In her first run as lands commissioner, Franz didn’t win a single county in Eastern Washington. In 2020, she took nearly 57% of the vote, including one Eastern Washington county.

Tasked with overseeing 5.6 million acres of state forest, agricultural, aquatic and commercial lands, the leader of the Department of Natural Resources must contend with wildfire and climate change, and generate dollars for counties and schools that rely on DNR’s land management — largely timber sales — for revenue.

As lands commissioner, Franz has faced pushback from conservationists for not doing enough to preserve older trees, and criticism and lawsuits from rural communities for reducing the amount of timber available for harvest.

She’s also expanded the state’s public lands portfolio, leasing land for agriculture and clean energy.

Before being elected, Franz served one term on the Bainbridge Island City Council and led Futurewise, a nonprofit that defends the state’s landmark Growth Management Act.

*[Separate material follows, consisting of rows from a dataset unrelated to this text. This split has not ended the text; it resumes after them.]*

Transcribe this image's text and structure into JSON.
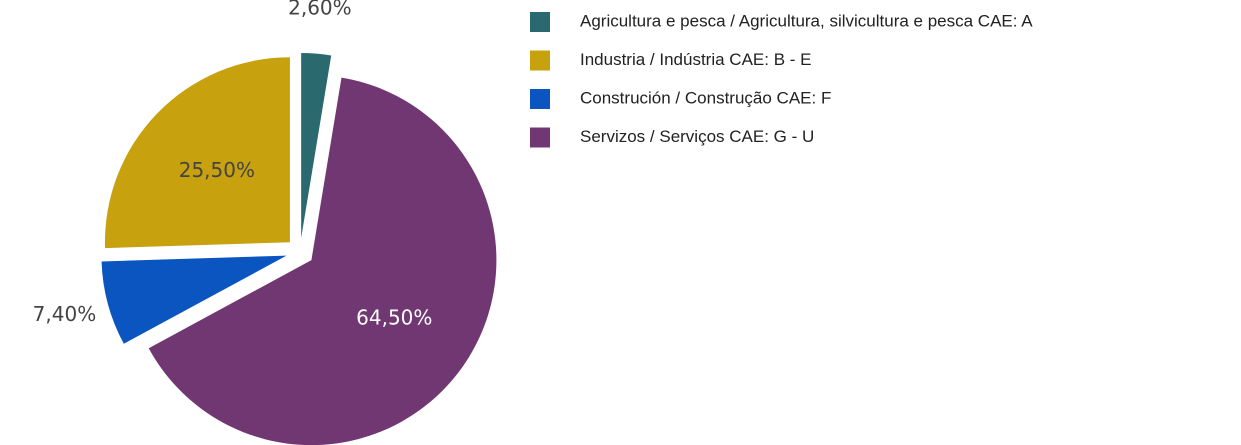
{
  "chart_data": {
    "type": "pie",
    "categories": [
      "Agricultura e pesca / Agricultura, silvicultura e pesca CAE: A",
      "Industria / Indústria CAE: B - E",
      "Construción / Construção CAE: F",
      "Servizos / Serviços CAE: G - U"
    ],
    "values": [
      2.6,
      25.5,
      7.4,
      64.5
    ],
    "value_labels": [
      "2,60%",
      "25,50%",
      "7,40%",
      "64,50%"
    ],
    "colors": [
      "#2a6a6e",
      "#c8a10f",
      "#0a55bf",
      "#713772"
    ]
  }
}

The 2024 gubernatorial field is still developing.

State Sen. Mark Mullet, D-Issaquah, a business owner who has clashed with Inslee and labor unions, is also considering a run, in which he would seek to carve out a moderate lane that could attract some independent and Republican support.

Among Republicans, Semi Bird, a Richland School Board member, has been actively campaigning and has raised $50,000 for his campaign. He also faces a recall campaign in his hometown for defying the state’s COVID-19 mask mandate.

Raul Garcia, a Yakima doctor who made a last-minute run in the 2020 gubernatorial primary, launched his campaign with an event Friday at Kerry Park in Seattle.